First, the specifics: The Kansas State Wildcats toppled the North Carolina State Wolfpack 28-19 in a game that saw the winning team take an early lead, only to have to fend off a furious comeback attempt.
To highlight the general apathy toward the “Pop-Tarts Bowl,” per ESPN, the stadium the teams were playing in was at less than half-capacity, seating just over 31,000 fans in an arena that can hold 65,000.
Do you like Pop-Tarts?
Well, to any fans that skipped out on yet another innocuous and seemingly superfluous bowl game, they missed one of the more bizarre post-game “celebrations” (some may call this a ritual sacrifice) you’ll ever see.
Take a look for yourself below, but be warned: If seeing grown men pick apart a college bowl game mascot for consumption makes you uncomfortable, prepare for discomfort.
Here we are… the edible mascot in the Pop-Tarts Bowl.. pic.twitter.com/0XgKGoXseS
— PJ Green (@PJGreenTV) December 29, 2023
As the overgrown Pop-Tart mascot held up a sign that funnily read “Dreams Really Do Come True,” it was lowered into a massive novelty “toaster.”
Out the front popped out the “cooked” version of the mascot — which the Wildcats ferociously tore into.

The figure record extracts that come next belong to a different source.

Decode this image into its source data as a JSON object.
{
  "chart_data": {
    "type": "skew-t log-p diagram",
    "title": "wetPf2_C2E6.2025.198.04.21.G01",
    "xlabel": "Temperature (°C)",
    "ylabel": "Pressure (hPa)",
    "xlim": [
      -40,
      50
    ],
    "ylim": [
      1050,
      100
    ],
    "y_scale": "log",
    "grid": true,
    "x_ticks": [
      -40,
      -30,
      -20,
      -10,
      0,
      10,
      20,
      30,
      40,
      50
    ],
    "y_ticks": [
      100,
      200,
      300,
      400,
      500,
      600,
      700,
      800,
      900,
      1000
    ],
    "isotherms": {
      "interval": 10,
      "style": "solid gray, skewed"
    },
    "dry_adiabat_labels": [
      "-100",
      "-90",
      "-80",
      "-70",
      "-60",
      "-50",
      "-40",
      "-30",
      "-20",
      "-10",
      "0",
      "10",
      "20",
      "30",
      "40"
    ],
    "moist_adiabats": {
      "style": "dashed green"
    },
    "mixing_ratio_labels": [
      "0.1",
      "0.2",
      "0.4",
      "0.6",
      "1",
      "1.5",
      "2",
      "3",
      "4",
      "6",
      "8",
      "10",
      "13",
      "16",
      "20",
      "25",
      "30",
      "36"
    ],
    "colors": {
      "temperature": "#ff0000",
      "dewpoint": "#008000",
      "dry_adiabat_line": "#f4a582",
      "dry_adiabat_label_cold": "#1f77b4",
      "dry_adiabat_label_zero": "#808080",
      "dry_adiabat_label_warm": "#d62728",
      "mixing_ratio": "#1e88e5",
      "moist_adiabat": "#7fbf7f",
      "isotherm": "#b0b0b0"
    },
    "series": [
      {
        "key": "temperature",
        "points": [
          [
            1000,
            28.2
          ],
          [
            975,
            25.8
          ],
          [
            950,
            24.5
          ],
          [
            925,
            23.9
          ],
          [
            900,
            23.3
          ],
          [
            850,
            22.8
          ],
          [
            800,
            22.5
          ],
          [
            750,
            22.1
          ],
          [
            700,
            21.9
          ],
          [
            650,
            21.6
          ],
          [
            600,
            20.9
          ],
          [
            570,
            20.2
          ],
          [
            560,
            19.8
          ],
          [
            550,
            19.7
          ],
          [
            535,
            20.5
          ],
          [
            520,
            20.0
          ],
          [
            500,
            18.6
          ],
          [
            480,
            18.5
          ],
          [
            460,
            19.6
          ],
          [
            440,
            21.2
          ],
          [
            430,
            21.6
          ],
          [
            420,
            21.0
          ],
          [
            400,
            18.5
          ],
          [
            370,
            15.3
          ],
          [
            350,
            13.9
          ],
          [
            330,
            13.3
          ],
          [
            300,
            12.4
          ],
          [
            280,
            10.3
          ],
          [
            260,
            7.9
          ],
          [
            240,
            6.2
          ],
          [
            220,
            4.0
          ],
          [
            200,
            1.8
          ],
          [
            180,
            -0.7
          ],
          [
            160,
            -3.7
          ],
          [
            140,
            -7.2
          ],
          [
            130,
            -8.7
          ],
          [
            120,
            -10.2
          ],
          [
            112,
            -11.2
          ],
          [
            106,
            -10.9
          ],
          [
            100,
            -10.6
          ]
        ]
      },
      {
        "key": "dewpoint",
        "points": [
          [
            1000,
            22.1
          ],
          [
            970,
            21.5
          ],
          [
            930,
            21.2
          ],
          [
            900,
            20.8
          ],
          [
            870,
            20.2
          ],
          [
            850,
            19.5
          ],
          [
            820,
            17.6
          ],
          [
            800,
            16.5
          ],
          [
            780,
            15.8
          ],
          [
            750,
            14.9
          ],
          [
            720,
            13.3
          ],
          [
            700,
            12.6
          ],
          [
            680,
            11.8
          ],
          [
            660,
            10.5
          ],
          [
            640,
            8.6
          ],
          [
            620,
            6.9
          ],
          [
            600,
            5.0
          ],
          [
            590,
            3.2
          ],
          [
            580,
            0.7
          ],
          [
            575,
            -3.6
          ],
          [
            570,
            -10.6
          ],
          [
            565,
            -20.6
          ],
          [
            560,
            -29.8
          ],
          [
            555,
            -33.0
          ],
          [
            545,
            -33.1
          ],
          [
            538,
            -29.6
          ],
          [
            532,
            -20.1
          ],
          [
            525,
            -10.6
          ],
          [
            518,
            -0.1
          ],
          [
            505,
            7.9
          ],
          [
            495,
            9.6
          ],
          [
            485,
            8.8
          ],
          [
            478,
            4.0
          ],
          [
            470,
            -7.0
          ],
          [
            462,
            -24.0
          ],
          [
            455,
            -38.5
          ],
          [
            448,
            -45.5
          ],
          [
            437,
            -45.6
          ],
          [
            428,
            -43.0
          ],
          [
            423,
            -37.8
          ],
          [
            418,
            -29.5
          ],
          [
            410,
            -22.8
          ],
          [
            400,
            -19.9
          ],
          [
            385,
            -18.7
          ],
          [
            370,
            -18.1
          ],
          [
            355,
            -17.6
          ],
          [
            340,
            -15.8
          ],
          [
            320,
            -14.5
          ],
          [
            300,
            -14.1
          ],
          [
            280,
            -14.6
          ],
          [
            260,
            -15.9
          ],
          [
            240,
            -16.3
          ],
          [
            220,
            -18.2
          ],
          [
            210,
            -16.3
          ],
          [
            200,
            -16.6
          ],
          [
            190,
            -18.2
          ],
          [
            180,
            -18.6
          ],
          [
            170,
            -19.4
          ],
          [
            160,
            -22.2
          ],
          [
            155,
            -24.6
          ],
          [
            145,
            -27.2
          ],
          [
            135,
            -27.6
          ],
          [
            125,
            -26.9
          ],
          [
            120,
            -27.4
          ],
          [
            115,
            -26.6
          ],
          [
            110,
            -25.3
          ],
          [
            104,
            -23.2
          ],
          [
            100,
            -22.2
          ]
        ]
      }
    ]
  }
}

The entire scene went viral for obvious reasons — and that virality absolutely helped lift the profile of this otherwise unknown bowl game.
Make Pop Tart Bowl a playoff game
— Lost Tribe Sports (@LostTribeSports) December 29, 2023
“Make Pop Tart Bowl a playoff game,” one social media user posted on X in response to the viral video, perhaps highlighting why bowl games are going for these lavish celebrations.
Other fans on social media were simply stunned that this celebration left the cutting room floor.
The bizarre, but thoroughly apolitical, nature of this all (again, imagine trying to explain to a child that a giant, sentient Pop-Tart is going to be cooked alive to be eaten by football players) has clearly put the bowl game on the map, and that fact wasn’t lost on conservative sports pundit Clay Travis.
“Kansas State really won the Poptart Bowl and then ate a gigantic pop tart on the field to celebrate,” Travis posted to X. “Whoever thought this up deserves to replace the entire Bud Light marketing department.”
Kansas State really won the Poptart Bowl and then ate a gigantic pop tart on the field to celebrate. Whoever thought this up deserves to replace the entire Bud Light marketing department. pic.twitter.com/SZJL6iQIO1
— Clay Travis (@ClayTravis) December 29, 2023
For the unfamiliar, Bud Light has been hemorrhaging money, executives, consumers and goodwill since partnering with transgender influencer Dylan Mulvaney in April — a decidedly controversial move for obvious reasons.
Pop-Tarts, meanwhile, appears to only have gained fans after the weirdness of this celebration.
Given the tame nature of some of the other themed bowl game celebrations (i.e. it’s gross, but the winning coach usually gets a “mayo bath” dumped all over them for winning the Duke’s Mayo Bowl) and how long those types of celebrations have been around, it’s clear that the over-sized Pop-Tart mascot struck a particular chord with college football fans.
It’s not every day college football fans get to watch a living, breathing mascot get cooked on-air for consumption (hopefully the Sun Bowl, which is sponsored by fellow breakfast luminary Tony the Tiger, doesn’t get any ideas from this). In terms of capturing national attention, mission accomplished.
This is one celebration that people won’t soon forget … but who won the game again?